I am fairly new to managing my own servers and have a problem where some Apache2 processes hog 100% of the CPU. This lasts for about half an hour and a couple of hours later, it will start again. It will even happen right after restarting Apache or rebooting the server.
The server is used to serve two very low traffic websites. It uses a CMS called Pimcore, which itself is based off of Symfony.
DigitalOcean Droplet 1GB of RAM
Ubuntu 18.04
PHP 7.2 fpm
MySql 14.14
Pimcore CMS (Symfony)
I ran the exact same setup on Ubuntu 17.10 before, and everything went fine. Since I moved my setup to a new server with Ubuntu 18.04 (fresh install of everything) I started seeing these issues.
I suspect it has something to do with some PHP script executing, but I can figure out the exact source of it.

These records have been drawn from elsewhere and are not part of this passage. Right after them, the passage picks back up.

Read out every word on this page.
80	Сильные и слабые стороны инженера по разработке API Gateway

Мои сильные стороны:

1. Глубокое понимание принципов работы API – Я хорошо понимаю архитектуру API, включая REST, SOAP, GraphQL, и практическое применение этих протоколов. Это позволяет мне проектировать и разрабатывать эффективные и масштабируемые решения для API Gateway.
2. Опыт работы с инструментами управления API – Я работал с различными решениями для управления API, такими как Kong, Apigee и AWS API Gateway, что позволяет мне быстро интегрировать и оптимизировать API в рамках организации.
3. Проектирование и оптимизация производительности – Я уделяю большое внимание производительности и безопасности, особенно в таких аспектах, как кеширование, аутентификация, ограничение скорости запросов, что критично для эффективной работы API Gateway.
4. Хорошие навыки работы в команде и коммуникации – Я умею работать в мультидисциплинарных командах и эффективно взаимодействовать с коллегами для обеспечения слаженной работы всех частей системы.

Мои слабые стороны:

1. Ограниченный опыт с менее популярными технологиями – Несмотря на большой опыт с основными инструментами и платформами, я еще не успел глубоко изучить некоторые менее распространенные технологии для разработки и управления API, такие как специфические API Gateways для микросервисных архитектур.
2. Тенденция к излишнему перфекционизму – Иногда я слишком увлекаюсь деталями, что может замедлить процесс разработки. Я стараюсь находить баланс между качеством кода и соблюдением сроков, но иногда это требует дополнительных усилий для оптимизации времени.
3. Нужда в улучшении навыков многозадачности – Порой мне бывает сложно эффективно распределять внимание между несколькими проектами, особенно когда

Does anybody have an idea what could be going on?
Apache2 Config:
<IfModule mpm_prefork_module>
StartServers 2
MinSpareServers 3
MaxSpareServers 5
MaxRequestWorkers 20
MaxConnectionsPerChild 3000
MaxClients 15
</IfModule>
Apache Modules:
Loaded Modules:
core_module (static)
so_module (static)
watchdog_module (static)
http_module (static)
log_config_module (static)
logio_module (static)
version_module (static)
unixd_module (static)
access_compat_module (shared)
alias_module (shared)
auth_basic_module (shared)
authn_core_module (shared)
authn_file_module (shared)
authz_core_module (shared)
authz_host_module (shared)
authz_user_module (shared)
autoindex_module (shared)
deflate_module (shared)
dir_module (shared)
env_module (shared)
filter_module (shared)
mime_module (shared)
mpm_prefork_module (shared)
negotiation_module (shared)
php7_module (shared)
proxy_module (shared)
proxy_fcgi_module (shared)
reqtimeout_module (shared)
rewrite_module (shared)
setenvif_module (shared)
socache_shmcb_module (shared)
ssl_module (shared)
status_module (shared)
wsgi_module (shared)
error.log
Fri May 1 11:01:48 2020 (1309): Error Cannot kill process 1069: Success!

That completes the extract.